Once you've made it all the way to a mostly linearized representation, you've lost quite a bit of information about the program that makes it *much* more difficult to perform certain interesting optimizations, such as say, closure optimization, or trying to convert indirect calls into direct calls.

Locality

1. One of the payoffs from bytecode (aka token threaded code) is cache and memory locality. ASTs tend to be spread out over the address space, making for more cache misses.

Isn't this just a simple implementation issue? For example, just use a custom pool allocator for the AST.

A different way you might suffer from more cache misses is if your AST is less compact than your bytecode representation.

As ASTs frequently contain pointers...

they frequently are less compact than bytecode, which uses its default-sequential nature to eliminate child-node pointers in most cases.

Oberon/Juice AST compression

Oberon/Juice AST compression technique comes to mind.
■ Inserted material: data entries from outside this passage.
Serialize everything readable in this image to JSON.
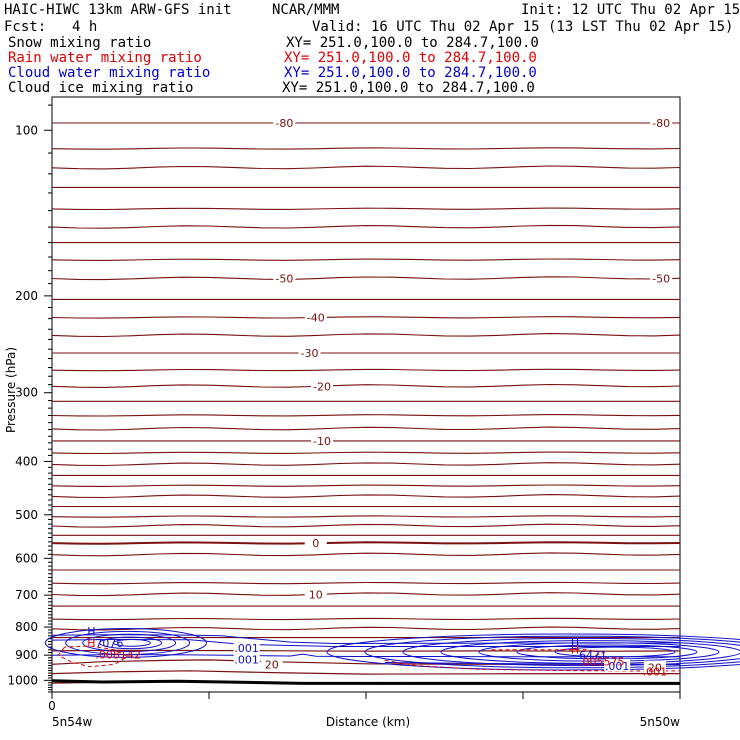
{
  "header": {
    "title": "HAIC-HIWC 13km ARW-GFS init",
    "org": "NCAR/MMM",
    "init": "Init: 12 UTC Thu 02 Apr 15",
    "fcst_label": "Fcst:",
    "fcst_value": "4 h",
    "valid": "Valid: 16 UTC Thu 02 Apr 15 (13 LST Thu 02 Apr 15)"
  },
  "legend": [
    {
      "name": "Snow mixing ratio",
      "xy": "XY= 251.0,100.0 to 284.7,100.0",
      "color": "#000000"
    },
    {
      "name": "Rain water mixing ratio",
      "xy": "XY= 251.0,100.0 to 284.7,100.0",
      "color": "#dd0000"
    },
    {
      "name": "Cloud water mixing ratio",
      "xy": "XY= 251.0,100.0 to 284.7,100.0",
      "color": "#0000cc"
    },
    {
      "name": "Cloud ice mixing ratio",
      "xy": "XY= 251.0,100.0 to 284.7,100.0",
      "color": "#000000"
    }
  ],
  "colors": {
    "temperature": "#7a1010",
    "rain": "#dd0000",
    "cloud": "#1010cc",
    "ground": "#000000"
  },
  "chart_data": {
    "type": "line",
    "ylabel": "Pressure (hPa)",
    "xlabel": "Distance (km)",
    "y_scale": "log",
    "ylim": [
      1050,
      87
    ],
    "xlim": [
      0,
      100
    ],
    "y_ticks": [
      100,
      200,
      300,
      400,
      500,
      600,
      700,
      800,
      900,
      1000
    ],
    "x_ticks": [
      0,
      25,
      50,
      75,
      100
    ],
    "x_tick_labels": [
      "0",
      "",
      "",
      "",
      ""
    ],
    "x_end_labels": [
      "5n54w",
      "5n50w"
    ],
    "temperature_contours": [
      {
        "label": "-80",
        "p": 97
      },
      {
        "label": "-50",
        "p": 186
      },
      {
        "label": "-40",
        "p": 219
      },
      {
        "label": "-30",
        "p": 254
      },
      {
        "label": "-20",
        "p": 292
      },
      {
        "label": "-10",
        "p": 367
      },
      {
        "label": "0",
        "p": 563
      },
      {
        "label": "10",
        "p": 698
      },
      {
        "label": "20",
        "p": 935
      }
    ],
    "contour_inline_labels": [
      {
        "text": "-80",
        "x": 37,
        "p": 97
      },
      {
        "text": "-80",
        "x": 97,
        "p": 97
      },
      {
        "text": "-50",
        "x": 37,
        "p": 186
      },
      {
        "text": "-50",
        "x": 97,
        "p": 186
      },
      {
        "text": "-40",
        "x": 42,
        "p": 219
      },
      {
        "text": "-30",
        "x": 41,
        "p": 254
      },
      {
        "text": "-20",
        "x": 43,
        "p": 292
      },
      {
        "text": "-10",
        "x": 43,
        "p": 367
      },
      {
        "text": "0",
        "x": 42,
        "p": 563
      },
      {
        "text": "10",
        "x": 42,
        "p": 698
      },
      {
        "text": "20",
        "x": 35,
        "p": 935
      },
      {
        "text": "20",
        "x": 96,
        "p": 948
      }
    ],
    "cloud_water_labels": [
      {
        "text": ".001",
        "x": 31,
        "p": 874
      },
      {
        "text": ".001",
        "x": 31,
        "p": 916
      },
      {
        "text": ".001",
        "x": 90,
        "p": 942
      }
    ],
    "rain_labels": [
      {
        "text": ".001",
        "x": 96,
        "p": 963
      }
    ],
    "maxima": [
      {
        "symbol": "H",
        "value": "7076",
        "x": 5,
        "p": 855,
        "color": "blue"
      },
      {
        "symbol": "H",
        "value": ".008142",
        "x": 5,
        "p": 897,
        "color": "red"
      },
      {
        "symbol": "H",
        "value": "6471",
        "x": 82,
        "p": 900,
        "color": "blue"
      },
      {
        "symbol": "H",
        "value": ".005575",
        "x": 82,
        "p": 924,
        "color": "red"
      }
    ]
  }
}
It beats Java bytecode, BTW!

Juice is not an interpreter

Yes, but to conflate Juice with a AST-walking interpreter is a mistake of monumental proportions. The front end is little more than a parser, which spits out a cleverly encoded abstract syntax tree, which in turn is compiled to machine code. CPUs are just a bytecode interpreter. (Well, actually, these days CPUs are often compilers to yet another, invisible, bytecode format, but that's not overly relevant here)
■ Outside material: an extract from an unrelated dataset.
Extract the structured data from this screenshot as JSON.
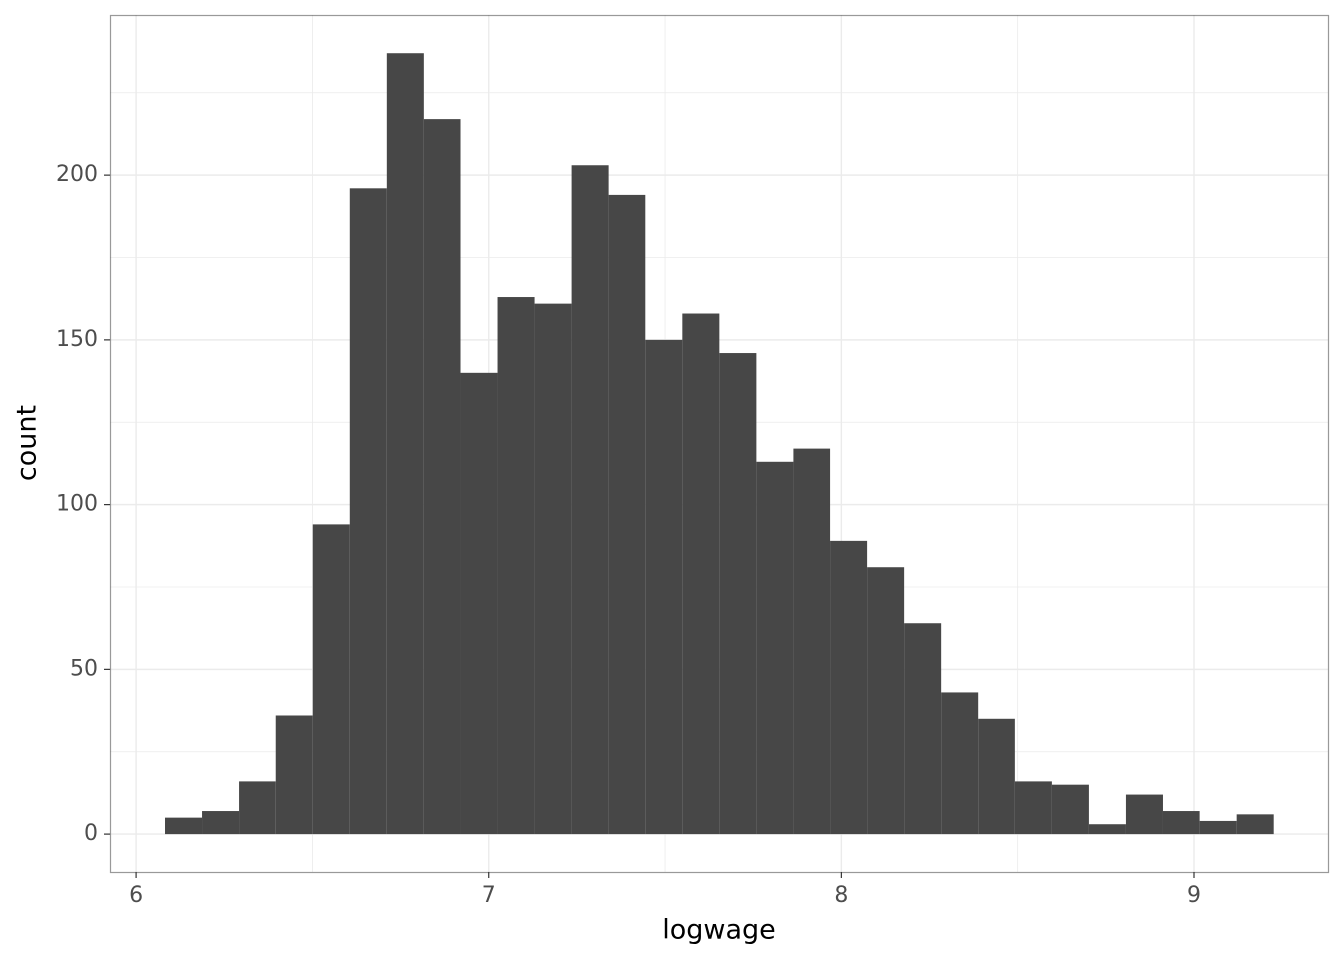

I never figured out exactly what the Juice front end did, other than parse, validate, and compress the abstract syntax tree, and remove variable names. My impression was that there wasn't much in the way of program transformation or optimization done up front, and that the back-end essentially had the original program at its disposal.

All this is quite useless to implementing Javascript, as JS is transmitted in its "original" source. (Ignoring the fact that the Javascript might be compiled from Ruby or whatnot.) Now, if you can get the world to change, you could use this technique to speed up downloading times, but unless you are Microsoft, good luck with that.

Exist a place that show how

Exist a place that show how is the code for this? I can't find a code sample on how do AST compression

The paper linked

TinyScheme is pretty nice

It takes some head scratching, but the TinyScheme implementation is a uses a modified SECD-style machine, and it is surprisingly tight.